– Его убил человек! – резко крикнул альв. Белые волосы взметнулись вихрем, когда он мотнул головой. Старшина опустил пистолет.
– Слушай внимательно. Законы здесь написаны не мной и не тобой. Их наша власть пишет. И я сейчас за эту власть отвечаю. Убил ваш – дело ваше. Убил человек – найду его я. А не ты. Понял?
Альв коротко прошипел сквозь зубы что-то непонятное. Мускулы его тела дрожали как в лихорадке, и Иван закрыл глаза. Потом нечеловеческая хватка разжалась. Беловолосый отступил на шаг.
– Ты обещал, – сказал он.
Степан кивнул головой.
– Точно, – сказал он. – Обещал.
Не сводя с него глаз, оба альва коротко поклонились, сошли с холма и исчезли в придорожных кустах.
Нефедов еще постоял, потом длинно выдохнул и сунул «парабеллум» в кобуру. Вытер пилоткой пот со лба и повернулся к Ивану, бессмысленно глядевшему на дорогу.
– А я уж думал, все, – усмехнулся он. – Там в кустах еще четверо ждали. Давай, Ваня. Заводи, поехали.
Россия. Новосибирск.
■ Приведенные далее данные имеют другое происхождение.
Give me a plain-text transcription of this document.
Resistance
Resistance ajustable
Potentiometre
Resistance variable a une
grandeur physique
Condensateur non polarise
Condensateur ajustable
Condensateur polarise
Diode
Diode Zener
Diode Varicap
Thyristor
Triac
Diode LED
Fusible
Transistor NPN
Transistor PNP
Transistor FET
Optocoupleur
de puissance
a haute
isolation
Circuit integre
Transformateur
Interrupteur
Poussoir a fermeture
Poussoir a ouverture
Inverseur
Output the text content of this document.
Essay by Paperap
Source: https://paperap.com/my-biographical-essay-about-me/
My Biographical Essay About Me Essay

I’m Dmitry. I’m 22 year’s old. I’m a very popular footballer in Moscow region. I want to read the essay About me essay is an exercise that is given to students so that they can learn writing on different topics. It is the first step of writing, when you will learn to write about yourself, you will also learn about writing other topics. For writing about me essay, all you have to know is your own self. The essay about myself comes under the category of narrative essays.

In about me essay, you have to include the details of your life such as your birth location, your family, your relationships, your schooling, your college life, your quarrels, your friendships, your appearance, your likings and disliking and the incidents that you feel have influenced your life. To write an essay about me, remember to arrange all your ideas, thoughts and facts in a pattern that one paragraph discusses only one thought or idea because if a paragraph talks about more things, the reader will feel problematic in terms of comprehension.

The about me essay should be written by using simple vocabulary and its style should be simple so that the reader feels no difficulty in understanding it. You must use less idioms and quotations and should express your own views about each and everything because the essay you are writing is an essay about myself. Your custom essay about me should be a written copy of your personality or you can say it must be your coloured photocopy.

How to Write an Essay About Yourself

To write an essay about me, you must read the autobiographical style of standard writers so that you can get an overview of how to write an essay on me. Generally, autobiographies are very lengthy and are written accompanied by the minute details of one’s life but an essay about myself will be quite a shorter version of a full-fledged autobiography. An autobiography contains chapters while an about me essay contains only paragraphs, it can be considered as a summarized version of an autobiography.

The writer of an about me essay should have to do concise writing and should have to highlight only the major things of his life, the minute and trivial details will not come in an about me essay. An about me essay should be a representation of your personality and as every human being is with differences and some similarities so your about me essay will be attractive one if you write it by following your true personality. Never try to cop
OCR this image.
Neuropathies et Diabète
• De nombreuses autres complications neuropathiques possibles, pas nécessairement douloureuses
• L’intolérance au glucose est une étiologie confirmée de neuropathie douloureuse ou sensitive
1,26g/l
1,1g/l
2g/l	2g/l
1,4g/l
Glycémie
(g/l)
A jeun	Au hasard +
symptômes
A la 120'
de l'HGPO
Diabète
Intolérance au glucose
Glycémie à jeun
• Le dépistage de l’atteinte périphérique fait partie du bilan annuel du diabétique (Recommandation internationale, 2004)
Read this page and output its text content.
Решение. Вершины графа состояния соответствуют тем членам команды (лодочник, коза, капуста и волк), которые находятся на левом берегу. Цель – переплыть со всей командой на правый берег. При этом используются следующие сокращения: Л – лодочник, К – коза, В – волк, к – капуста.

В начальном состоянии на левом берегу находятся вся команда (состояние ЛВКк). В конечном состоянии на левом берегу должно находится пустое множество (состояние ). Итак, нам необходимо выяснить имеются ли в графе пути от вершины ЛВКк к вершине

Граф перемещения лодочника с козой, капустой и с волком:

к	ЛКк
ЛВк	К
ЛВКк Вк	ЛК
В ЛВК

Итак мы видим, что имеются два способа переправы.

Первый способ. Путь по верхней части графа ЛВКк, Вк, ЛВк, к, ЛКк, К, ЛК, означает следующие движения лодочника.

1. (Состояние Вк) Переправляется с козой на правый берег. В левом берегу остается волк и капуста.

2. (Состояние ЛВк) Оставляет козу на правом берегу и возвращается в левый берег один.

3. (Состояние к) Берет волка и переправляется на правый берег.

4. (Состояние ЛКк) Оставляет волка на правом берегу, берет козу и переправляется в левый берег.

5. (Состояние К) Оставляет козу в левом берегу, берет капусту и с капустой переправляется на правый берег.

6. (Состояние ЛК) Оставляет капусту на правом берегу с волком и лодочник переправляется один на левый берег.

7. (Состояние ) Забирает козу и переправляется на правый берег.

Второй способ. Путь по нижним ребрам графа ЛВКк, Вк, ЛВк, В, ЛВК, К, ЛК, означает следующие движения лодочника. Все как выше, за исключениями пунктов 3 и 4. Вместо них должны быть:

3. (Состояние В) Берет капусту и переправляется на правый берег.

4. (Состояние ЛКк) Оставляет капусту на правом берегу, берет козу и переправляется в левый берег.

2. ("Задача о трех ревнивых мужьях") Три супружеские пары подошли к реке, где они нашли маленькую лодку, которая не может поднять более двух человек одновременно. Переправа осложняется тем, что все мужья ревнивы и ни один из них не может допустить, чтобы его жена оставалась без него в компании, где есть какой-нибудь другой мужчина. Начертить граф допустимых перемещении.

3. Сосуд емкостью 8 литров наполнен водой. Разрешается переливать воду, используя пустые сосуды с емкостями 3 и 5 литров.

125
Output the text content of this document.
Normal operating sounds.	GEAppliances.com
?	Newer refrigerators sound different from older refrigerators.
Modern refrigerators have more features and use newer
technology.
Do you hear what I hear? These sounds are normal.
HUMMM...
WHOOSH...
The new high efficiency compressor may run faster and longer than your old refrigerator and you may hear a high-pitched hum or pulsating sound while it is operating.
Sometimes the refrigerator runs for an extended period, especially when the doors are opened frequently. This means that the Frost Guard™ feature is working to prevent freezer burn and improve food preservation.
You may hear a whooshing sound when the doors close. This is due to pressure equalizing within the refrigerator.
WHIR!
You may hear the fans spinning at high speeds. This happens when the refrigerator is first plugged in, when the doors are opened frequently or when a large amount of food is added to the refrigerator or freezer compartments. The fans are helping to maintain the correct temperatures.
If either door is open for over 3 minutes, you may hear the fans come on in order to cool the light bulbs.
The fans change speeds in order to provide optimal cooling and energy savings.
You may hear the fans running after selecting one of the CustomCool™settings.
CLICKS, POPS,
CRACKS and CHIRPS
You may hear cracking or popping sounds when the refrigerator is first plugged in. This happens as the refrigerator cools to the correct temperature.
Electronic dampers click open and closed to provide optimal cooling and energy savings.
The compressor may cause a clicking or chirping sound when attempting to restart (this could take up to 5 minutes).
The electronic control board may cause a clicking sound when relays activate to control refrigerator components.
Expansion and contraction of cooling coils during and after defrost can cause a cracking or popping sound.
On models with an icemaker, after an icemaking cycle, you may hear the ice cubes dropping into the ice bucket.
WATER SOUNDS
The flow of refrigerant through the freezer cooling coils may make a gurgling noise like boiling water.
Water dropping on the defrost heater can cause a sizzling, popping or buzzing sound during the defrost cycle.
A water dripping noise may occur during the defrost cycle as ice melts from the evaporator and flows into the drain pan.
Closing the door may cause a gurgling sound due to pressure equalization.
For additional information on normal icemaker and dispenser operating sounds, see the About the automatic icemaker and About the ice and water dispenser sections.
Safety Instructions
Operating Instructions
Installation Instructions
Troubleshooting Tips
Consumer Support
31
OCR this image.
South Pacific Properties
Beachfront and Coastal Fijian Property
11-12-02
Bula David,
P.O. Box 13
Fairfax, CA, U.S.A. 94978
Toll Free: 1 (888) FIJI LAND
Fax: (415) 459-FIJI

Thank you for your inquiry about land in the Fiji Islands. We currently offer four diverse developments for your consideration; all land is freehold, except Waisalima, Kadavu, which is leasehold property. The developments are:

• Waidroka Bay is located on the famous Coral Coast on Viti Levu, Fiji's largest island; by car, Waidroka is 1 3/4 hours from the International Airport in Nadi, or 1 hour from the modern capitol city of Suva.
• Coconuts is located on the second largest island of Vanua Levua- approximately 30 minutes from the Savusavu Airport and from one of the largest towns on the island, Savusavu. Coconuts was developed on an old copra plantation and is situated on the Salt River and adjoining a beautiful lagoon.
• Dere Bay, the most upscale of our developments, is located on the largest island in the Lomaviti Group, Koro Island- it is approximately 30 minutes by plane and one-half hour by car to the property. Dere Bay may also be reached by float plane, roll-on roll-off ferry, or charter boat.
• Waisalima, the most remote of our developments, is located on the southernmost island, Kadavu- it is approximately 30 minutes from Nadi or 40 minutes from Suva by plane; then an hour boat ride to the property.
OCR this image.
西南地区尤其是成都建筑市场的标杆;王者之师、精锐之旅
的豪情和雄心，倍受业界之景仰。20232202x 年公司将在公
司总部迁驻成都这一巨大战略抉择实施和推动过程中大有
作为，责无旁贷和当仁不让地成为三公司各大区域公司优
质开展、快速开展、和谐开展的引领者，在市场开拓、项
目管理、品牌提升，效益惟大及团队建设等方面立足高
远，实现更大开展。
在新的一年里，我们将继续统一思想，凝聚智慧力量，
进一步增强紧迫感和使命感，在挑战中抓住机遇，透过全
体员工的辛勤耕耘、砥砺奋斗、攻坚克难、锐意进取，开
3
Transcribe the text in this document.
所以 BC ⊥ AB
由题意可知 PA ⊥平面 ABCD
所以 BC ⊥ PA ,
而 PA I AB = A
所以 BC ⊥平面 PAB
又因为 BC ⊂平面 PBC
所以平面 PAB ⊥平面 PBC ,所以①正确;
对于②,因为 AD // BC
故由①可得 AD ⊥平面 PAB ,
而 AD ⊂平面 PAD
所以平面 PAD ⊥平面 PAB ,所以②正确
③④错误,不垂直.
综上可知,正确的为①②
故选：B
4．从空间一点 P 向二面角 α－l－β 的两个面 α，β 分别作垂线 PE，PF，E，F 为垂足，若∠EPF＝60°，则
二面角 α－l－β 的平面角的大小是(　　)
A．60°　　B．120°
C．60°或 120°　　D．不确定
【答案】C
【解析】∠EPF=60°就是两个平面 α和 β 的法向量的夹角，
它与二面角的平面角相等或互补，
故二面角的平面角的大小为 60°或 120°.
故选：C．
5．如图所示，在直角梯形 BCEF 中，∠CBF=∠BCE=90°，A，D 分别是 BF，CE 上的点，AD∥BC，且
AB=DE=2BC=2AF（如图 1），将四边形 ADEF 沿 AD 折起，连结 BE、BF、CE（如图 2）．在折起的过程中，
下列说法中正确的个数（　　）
Наши дни
– Очень приятно видеть, что мои спонтанные лекции вас настолько заинтересовали, что вы рассказали об этом в других группах, – профессор Ангела Румкорф выглядела неважно. Темные круги под глазами, губы, чуть тронутые синевой – но, несмотря на это, она приветливо улыбалась, глядя на забитую до отказа аудиторию.
– Ангела Викторовна, вам плохо? – озабоченно пискнула Дарья, с тревогой глядя на пожилую преподавательницу. – Может быть…
– Ценю вашу заботу, Даша, но все в порядке. Это сердце, у меня с ним давние проблемы, однако не настолько, чтобы прямо сейчас упасть и умереть. Честное слово. Открою небольшой секрет – пришлось повоевать, чтобы мне разрешили продолжить эти лекции. Очень уж скользкую тему я, как оказалось, подняла. Ну что ж, я очень разочаровала этих сверхбдительных товарищей. Поэтому продолжим.
Румкорф достала неизменную папку, к виду которой студенты уже успели привыкнуть. Пошелестела бумагами, уже собираясь что-то прочесть с листа – и вдруг передумала.
– Вы спрашивали меня в прошлый раз, каким был командир Особого взвода, – негромко сказала она. – Так вот. Чем дальше, тем меньше времени у него, да и у всех остальных, кто служил во взводе, оставалось на такую роскошь, как просто побыть человеком. Но иногда…
Степан еще раз перечитал кривые, разъезжающиеся по листку бумаги строчки. Потом аккуратно сложил его пополам, еще раз перегнул. Подумал – и разорвал на мелкие кусочки. Высыпал их в жестянку из-под американской тушенки, стоящую на подоконнике вместо пепельницы, и чиркнул спичкой. Тяжело опустился на стул и долго смотрел на мечущийся по бумаге огонек. Молча закрыл лицо ладонью и тихо, едва слышно взвыл, навалившись грудью на край письменного стола.